In spite of the tumult of the past year, Europe continues to be a nurturing geographic environment for these organizations. Germany is home to 16% of the companies on the Index, reflecting the strength of the German economy and the historic nature in which family businesses tend to settle in the country – 90% of all businesses in Germany are family-run. One third of featured family businesses are based in the Americas, with the US boasting the highest number of family businesses (119 or 24%). These organizations contribute US$2.48t in revenue in the Americas, employing 6.4m people. Several of the biggest private family-owned enterprises by revenue globally are located in the US. Fifty-five of the businesses that hail from mainland China, Hong Kong, Taiwan, Japan and South Korea, contribute 87% (US$835b) of the combined revenue in Asia-Pacific. Asia is home to three of the top 20 businesses, as well as the oldest family business in the Index – Japan’s 400+ year-old Takenaka Corporation.
As a growing number of organizations make commitments to diversity and inclusion, and environmental, social and governance (ESG) standards, family businesses continue to increasingly focus on these areas. The average family business board member is 61 years-old, and 80% of businesses on the Index do not have family board members under the age of 40. Bringing in the next generation’s expertise, insights, technology and digital capabilities into the evolving customer landscape can help to sustain growth.
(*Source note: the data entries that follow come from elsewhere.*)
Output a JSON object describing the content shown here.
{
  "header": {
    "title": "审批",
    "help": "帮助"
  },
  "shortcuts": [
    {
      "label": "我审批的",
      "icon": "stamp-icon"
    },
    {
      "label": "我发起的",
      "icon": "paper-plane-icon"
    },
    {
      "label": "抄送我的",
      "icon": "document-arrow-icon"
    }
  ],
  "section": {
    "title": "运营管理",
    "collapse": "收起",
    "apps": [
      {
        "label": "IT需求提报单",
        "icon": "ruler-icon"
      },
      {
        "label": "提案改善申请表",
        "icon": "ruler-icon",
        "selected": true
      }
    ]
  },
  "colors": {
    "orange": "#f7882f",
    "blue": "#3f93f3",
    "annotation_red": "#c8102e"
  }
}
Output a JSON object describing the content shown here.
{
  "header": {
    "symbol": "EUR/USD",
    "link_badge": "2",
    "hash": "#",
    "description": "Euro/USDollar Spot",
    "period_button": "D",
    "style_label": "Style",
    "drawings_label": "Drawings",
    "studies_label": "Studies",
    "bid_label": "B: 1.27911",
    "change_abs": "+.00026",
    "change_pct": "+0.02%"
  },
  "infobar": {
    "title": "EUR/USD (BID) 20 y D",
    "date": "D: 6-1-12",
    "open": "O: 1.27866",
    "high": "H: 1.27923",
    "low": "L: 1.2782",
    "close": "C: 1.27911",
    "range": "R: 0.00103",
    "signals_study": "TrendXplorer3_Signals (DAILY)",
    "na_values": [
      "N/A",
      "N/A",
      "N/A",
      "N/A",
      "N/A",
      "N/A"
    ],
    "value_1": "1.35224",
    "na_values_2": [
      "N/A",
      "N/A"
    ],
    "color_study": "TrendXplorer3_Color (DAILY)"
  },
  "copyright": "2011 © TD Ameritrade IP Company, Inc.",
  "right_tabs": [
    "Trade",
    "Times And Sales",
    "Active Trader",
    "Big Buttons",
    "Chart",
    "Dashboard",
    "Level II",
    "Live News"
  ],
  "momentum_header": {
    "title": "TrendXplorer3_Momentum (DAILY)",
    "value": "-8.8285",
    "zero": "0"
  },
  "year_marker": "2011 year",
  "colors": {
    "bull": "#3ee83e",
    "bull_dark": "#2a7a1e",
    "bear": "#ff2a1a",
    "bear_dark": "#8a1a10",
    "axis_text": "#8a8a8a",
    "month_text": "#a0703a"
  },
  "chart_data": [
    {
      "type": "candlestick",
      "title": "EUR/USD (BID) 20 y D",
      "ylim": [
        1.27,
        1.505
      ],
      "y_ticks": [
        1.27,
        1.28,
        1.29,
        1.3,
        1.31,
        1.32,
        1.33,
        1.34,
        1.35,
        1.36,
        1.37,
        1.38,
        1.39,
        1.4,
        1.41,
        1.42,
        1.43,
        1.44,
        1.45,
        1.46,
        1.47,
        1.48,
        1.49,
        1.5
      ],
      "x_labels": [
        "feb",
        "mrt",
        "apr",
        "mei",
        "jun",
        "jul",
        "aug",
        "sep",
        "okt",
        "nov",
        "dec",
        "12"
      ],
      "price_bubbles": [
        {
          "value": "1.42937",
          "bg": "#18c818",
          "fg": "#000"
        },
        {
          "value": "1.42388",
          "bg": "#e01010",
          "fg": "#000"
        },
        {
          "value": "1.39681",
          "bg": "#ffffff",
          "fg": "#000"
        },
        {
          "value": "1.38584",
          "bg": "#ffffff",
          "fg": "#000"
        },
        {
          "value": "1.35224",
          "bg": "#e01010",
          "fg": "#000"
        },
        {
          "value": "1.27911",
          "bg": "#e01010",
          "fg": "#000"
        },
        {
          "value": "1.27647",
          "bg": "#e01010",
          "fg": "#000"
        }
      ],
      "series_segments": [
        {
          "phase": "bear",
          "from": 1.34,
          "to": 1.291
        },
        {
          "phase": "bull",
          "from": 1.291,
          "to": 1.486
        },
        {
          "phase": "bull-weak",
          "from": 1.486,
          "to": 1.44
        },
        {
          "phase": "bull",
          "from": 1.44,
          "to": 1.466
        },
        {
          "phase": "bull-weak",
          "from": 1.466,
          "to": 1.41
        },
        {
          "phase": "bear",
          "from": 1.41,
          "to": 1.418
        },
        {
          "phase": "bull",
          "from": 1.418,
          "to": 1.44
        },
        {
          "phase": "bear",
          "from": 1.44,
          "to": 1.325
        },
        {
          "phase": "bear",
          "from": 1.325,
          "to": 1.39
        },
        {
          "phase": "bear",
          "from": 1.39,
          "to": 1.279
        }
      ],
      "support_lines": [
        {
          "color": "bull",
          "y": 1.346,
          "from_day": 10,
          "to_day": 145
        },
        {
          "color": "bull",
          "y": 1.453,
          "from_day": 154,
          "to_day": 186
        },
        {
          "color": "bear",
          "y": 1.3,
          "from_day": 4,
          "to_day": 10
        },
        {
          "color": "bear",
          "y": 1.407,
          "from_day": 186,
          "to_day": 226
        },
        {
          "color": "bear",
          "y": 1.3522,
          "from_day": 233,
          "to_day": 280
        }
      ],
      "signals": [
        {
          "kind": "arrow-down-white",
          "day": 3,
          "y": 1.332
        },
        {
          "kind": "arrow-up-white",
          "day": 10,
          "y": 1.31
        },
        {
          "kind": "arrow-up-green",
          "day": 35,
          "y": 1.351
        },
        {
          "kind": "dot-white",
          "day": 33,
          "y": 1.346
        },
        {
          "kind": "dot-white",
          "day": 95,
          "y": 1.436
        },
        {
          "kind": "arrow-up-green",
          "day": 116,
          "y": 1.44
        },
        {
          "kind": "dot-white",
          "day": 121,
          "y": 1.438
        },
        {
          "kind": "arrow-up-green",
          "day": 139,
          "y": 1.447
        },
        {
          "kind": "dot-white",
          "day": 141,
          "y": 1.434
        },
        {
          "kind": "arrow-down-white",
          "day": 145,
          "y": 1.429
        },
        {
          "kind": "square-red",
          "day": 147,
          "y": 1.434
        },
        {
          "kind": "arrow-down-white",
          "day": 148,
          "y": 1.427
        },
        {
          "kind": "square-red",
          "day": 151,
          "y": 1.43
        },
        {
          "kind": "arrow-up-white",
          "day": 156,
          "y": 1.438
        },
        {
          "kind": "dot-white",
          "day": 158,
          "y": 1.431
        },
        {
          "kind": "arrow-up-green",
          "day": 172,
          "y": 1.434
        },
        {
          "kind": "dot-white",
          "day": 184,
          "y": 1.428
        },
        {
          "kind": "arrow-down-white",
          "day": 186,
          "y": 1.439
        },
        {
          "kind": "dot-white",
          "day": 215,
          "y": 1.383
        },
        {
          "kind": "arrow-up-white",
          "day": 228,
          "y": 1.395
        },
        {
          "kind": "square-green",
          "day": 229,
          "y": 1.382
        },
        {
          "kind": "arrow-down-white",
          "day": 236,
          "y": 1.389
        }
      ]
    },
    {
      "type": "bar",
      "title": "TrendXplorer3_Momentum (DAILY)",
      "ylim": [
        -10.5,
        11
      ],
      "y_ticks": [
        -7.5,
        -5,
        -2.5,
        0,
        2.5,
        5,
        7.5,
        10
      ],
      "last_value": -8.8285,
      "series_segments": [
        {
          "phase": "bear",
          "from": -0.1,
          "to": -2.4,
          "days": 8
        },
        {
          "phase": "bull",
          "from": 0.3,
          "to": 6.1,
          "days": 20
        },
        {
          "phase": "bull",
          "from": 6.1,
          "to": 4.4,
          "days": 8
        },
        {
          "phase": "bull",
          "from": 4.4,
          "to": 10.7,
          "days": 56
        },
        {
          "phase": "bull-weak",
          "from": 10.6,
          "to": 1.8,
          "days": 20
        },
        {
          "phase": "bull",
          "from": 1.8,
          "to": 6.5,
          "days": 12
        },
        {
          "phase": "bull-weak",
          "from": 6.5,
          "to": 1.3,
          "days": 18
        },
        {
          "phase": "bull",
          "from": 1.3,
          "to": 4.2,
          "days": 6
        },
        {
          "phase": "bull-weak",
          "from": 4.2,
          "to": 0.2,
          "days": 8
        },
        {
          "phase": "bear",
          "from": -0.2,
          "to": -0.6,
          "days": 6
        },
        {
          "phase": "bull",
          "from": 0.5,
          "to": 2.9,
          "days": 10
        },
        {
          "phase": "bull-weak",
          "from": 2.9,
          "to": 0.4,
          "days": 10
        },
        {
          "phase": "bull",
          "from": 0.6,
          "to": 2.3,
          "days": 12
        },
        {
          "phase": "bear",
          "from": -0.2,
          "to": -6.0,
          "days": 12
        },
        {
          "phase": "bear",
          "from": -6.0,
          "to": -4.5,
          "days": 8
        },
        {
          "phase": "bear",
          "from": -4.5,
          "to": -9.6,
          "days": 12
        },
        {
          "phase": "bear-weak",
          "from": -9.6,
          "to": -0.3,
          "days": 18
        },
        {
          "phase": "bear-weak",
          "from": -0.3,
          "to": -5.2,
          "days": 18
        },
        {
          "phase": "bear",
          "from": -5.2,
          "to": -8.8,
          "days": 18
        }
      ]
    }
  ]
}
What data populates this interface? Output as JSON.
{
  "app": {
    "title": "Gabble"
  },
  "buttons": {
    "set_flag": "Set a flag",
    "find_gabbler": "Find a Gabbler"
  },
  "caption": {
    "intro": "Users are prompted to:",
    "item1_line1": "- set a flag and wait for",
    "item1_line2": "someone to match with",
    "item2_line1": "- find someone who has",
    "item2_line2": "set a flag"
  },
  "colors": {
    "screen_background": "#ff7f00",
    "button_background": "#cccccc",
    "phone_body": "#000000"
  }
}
And as boards continue to seek to diversify, the share of companies with female family members on boards has improved, reaching 31% in 2021. At the same time, only 5% (27) of the family businesses on the Index have female CEOs, similar to the 8% (41) of Fortune Global 500 companies.
Looking more closely at ESG commitments, family-owned enterprises are working to achieve new goals. At least 53% of family businesses on the Index are reporting against formal ESG metrics. Half of those (51%) are from EMEIA, followed by companies in the Americas (30%) and Asia-Pacific (19%). ESG reporting represents an opportunity to demonstrate the positive impact companies are already making, and potentially helps to attract new talent, win customers and grow revenues.